Security expert Markus Jakobsson says the best password could be as simple as combining words from a story that only you know.
Security expert Markus Jakobsson says the best password could be as simple as combining words from a story that only you know. iStockphoto.com
Passwords — almost everyone's got one, or two, or 10.
But are passwords really the best way to protect your digital identity? Computer scientists have been trying to crack the code on the next generation of passwords, and one researcher says all you may need is a squirrel.
Security expert Markus Jakobsson says, just imagine that you went jogging in the forest, and you stepped on a squirrel.
That's one way to create a strong password, says Jakobsson, who created a new password system called "Fastwords."
"Think of a story," he says. "Turn it into three important words of the story."
A Bizarre Combination
And instead of punching in a random series of characters on a computer or a smartphone, users just need a three-word combination from a story they will remember.
Jakobsson says the more bizarre — jogging, forest, squirrel — the less likely a hacker will be able to get into your account. And the more likely you'll be able to remember it.
That's a good thing because technology writer Clive Thompson says our memories are lousy.
"Everyone knows that they should have a password that is harder to guess, but the truth is we humans are pretty bad at remembering characters that make for a really strong password," he says.
How bad are we at passwords?
Earlier this month, Hotmail announced new e-mail users will be banned from using passwords like "password," "123456" and "ilovecats."
Weak or even non-existent passwords were at least partly to blame for security breaches of voicemail accounts in the recent U.K. phone hacking scandal.
- Don't use only letters or only numbers.
- Don't use names of spouses, children, girlfriends/boyfriends or pets.
- Don't use phone numbers, Social Security numbers or birth dates.
- Don't use the same word as your log-in or any variation of it.
- Don't use any word that can be found in the dictionary — even foreign words.
- Don't use passwords with double letters or numbers.
— Microsoft Small Business Center
There are other options for authentication.
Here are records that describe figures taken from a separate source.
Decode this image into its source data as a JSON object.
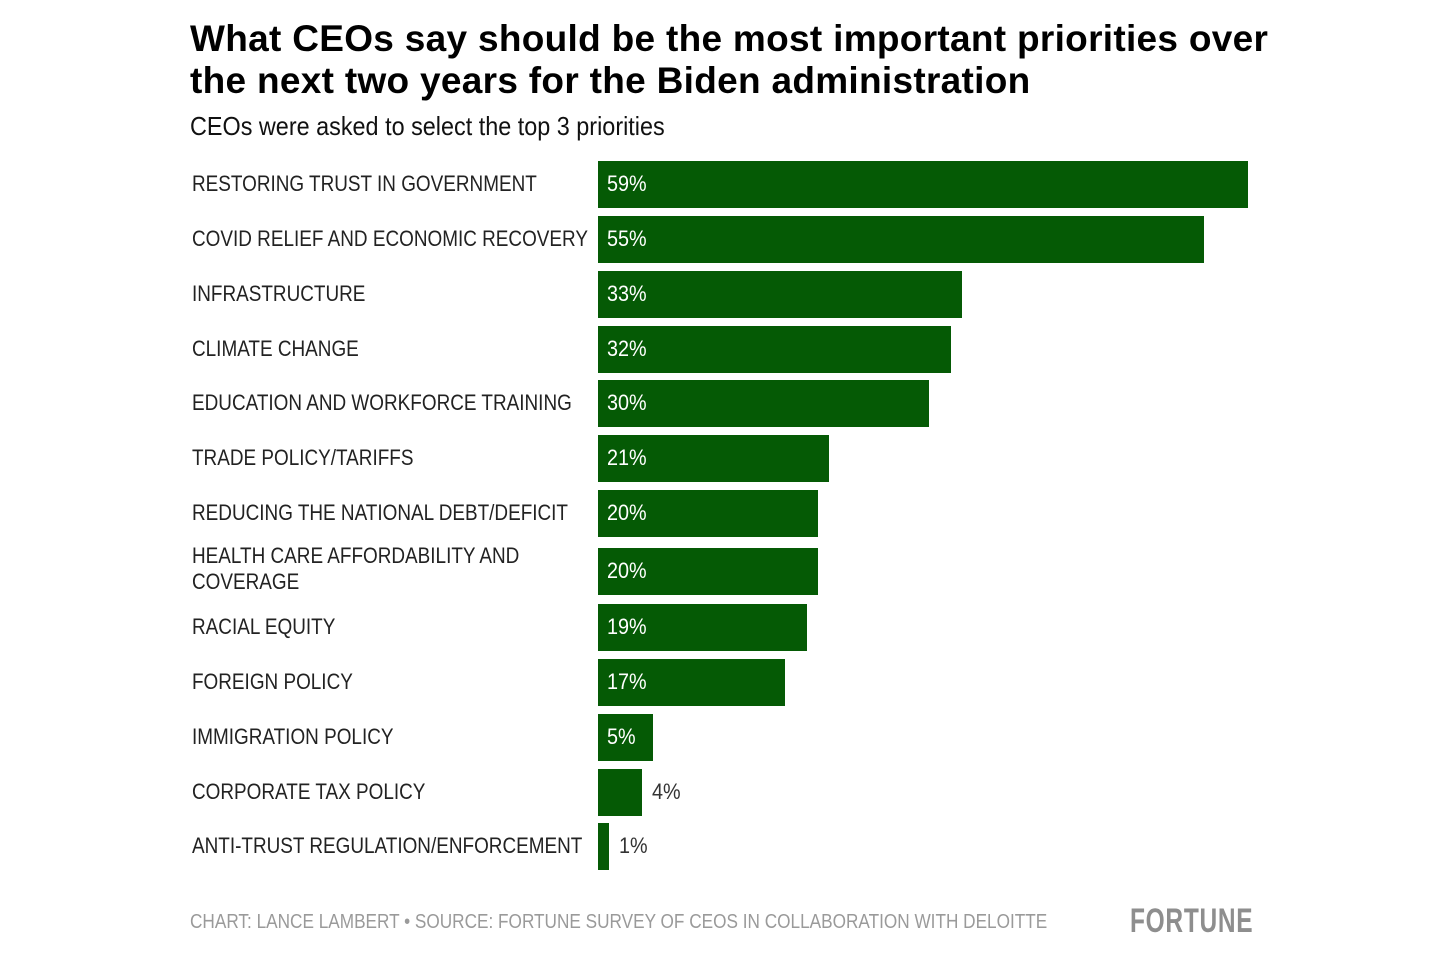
{
  "chart_data": {
    "type": "bar",
    "orientation": "horizontal",
    "title": "What CEOs say should be the most important priorities over the next two years for the Biden administration",
    "subtitle": "CEOs were asked to select the top 3 priorities",
    "categories": [
      "RESTORING TRUST IN GOVERNMENT",
      "COVID RELIEF AND ECONOMIC RECOVERY",
      "INFRASTRUCTURE",
      "CLIMATE CHANGE",
      "EDUCATION AND WORKFORCE TRAINING",
      "TRADE POLICY/TARIFFS",
      "REDUCING THE NATIONAL DEBT/DEFICIT",
      "HEALTH CARE AFFORDABILITY AND COVERAGE",
      "RACIAL EQUITY",
      "FOREIGN POLICY",
      "IMMIGRATION POLICY",
      "CORPORATE TAX POLICY",
      "ANTI-TRUST REGULATION/ENFORCEMENT"
    ],
    "values": [
      59,
      55,
      33,
      32,
      30,
      21,
      20,
      20,
      19,
      17,
      5,
      4,
      1
    ],
    "value_labels": [
      "59%",
      "55%",
      "33%",
      "32%",
      "30%",
      "21%",
      "20%",
      "20%",
      "19%",
      "17%",
      "5%",
      "4%",
      "1%"
    ],
    "unit": "%",
    "xlim": [
      0,
      59
    ],
    "grid": false,
    "bar_color": "#055a05"
  },
  "footer": {
    "credit": "CHART: LANCE LAMBERT • SOURCE: FORTUNE SURVEY OF CEOS IN COLLABORATION WITH DELOITTE",
    "logo": "FORTUNE"
  }
}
Ed Felten, chief technologist for the Federal Trade Commission, says security researchers group all the different ways a user can prove his or her identity into three categories.
"Something you know, like a password; something that you have, like some kind of an object or a physical key, like we unlock our doors with; or something that you are, that is, some aspect of your body or your physical person," he says.
Our memories are bad with passwords, and we can easily lose a key, so some researchers have turned their focus to biometrics — that is, using parts of your body as an ID.
Engineering psychologist Kelly Caine says there's a reason we haven't seen a wide use of biometrics instead of passwords.
"Your credentials, so your face, your iris, or your fingerprint, can't be re-issued if they get compromised," she says.
So Felten says the best way to protect your digital identity is using multiple layers of security with passwords.
"The familiar passwords are ... not perfect. They're far from perfect. But they are the easiest alternative for now," he says
And that means for the time being, passwords are here to stay.
Web companies and the Commerce Department are trying to develop ways for users to log in online with just a single password that would open all their accounts.
Remembering just one password would certainly be easier, but Felton says it could also be dangerous.
"All your eggs are in one basket," he says. "You better protect that basket really well.
Of course, you could always come up with a good story. Just make sure it doesn't involve jogging, forests or squirrels.